LGBT Rights More Important Than Culture, Tradition, Says VP Joe Biden


In a statement that inspired pro-LGBT communities across the globe, Vice President Joe Biden declared Tuesday that gay and lesbian rights should be given more importance than national cultures and social traditions.

According to Politico, Biden was speaking to a group of U.S. and international gay rights activist when he made the bold statement. Biden, a potential 2016 contender, emphasized that the Obama administration is clear with its promotion of pro-gay policies and rights. Biden added that the current administration’s attitude does not only extend to the LGBT movement inside the U.S., but also to the gay and lesbian communities around the world.

In response to a growing number of international policies discriminating against gays and lesbians, most notably in Russia and Uganda, Joe Biden and other top White House officials corresponded with religious, human rights, and HIV health care activists and professionals.

There have been estimates that about 80 percent of all countries in the world enforce anti-gay policies and laws.

Addressing a crowd of around 100 guests at the Naval Observatory’s vice-presidential mansion, Biden said:

“I don’t care what your culture is. Inhumanity is inhumanity is inhumanity. Prejudice is prejudice is prejudice.”

Joe Biden has been one of the most prominent pro-gay politicians in the U.S., especially after he declared his support for gay marriage in 2012. In an interview with NBC’sMeet the Press, Joe Biden expressed that he was “absolutely comfortable” with the idea of gay marriage and that he found the growing acceptance of gay and lesbians across the country heartening.

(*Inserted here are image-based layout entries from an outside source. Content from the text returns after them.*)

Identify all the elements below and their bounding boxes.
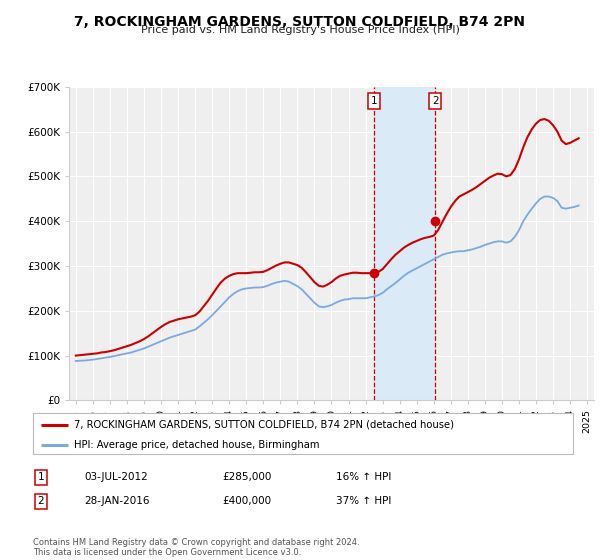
Text: 28-JAN-2016: 28-JAN-2016 <box>84 496 149 506</box>
Text: Contains HM Land Registry data © Crown copyright and database right 2024.
This d: Contains HM Land Registry data © Crown c… <box>33 538 359 557</box>
Text: £285,000: £285,000 <box>222 472 271 482</box>
Text: 37% ↑ HPI: 37% ↑ HPI <box>336 496 391 506</box>
Text: 7, ROCKINGHAM GARDENS, SUTTON COLDFIELD, B74 2PN (detached house): 7, ROCKINGHAM GARDENS, SUTTON COLDFIELD,… <box>74 419 454 430</box>
Text: 03-JUL-2012: 03-JUL-2012 <box>84 472 148 482</box>
Text: 7, ROCKINGHAM GARDENS, SUTTON COLDFIELD, B74 2PN: 7, ROCKINGHAM GARDENS, SUTTON COLDFIELD,… <box>74 15 526 29</box>
Text: 1: 1 <box>371 96 377 106</box>
Text: 16% ↑ HPI: 16% ↑ HPI <box>336 472 391 482</box>
Bar <box>374 87 435 400</box>
Text: 1: 1 <box>37 472 44 482</box>
Text: 2: 2 <box>432 96 439 106</box>
Text: Price paid vs. HM Land Registry's House Price Index (HPI): Price paid vs. HM Land Registry's House … <box>140 25 460 35</box>
Text: HPI: Average price, detached house, Birmingham: HPI: Average price, detached house, Birm… <box>74 440 319 450</box>
Text: 2: 2 <box>37 496 44 506</box>
Text: £400,000: £400,000 <box>222 496 271 506</box>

“Look, I am vice president of the United States of America. The president sets the policy. I am absolutely comfortable with the fact that men marrying men, women marrying women, and heterosexual men and women marrying another are entitled to the same exact rights, all the civil rights, all the civil liberties. And quite frankly, I don’t see much of a distinction– beyond that.”

Recently, the U.S government imposed visa bans against Ugandan officials who have been observed to encourage or enforce anti-gay policies in their home country. Last year, Uganda was the center of human rights controversy after President Museveni allowed the passage of the “Kill The Gays Bill” in the Parliament of Uganda. Last May, two Ugandan gay men, Kim Mikusa and Jackson Makusa, were the first to face charges of homosexuality in the country. Despite heavy warnings from Washington to Kampala, Ugandan president Museveni insisted on a country-wide persecution of gays and lesbians.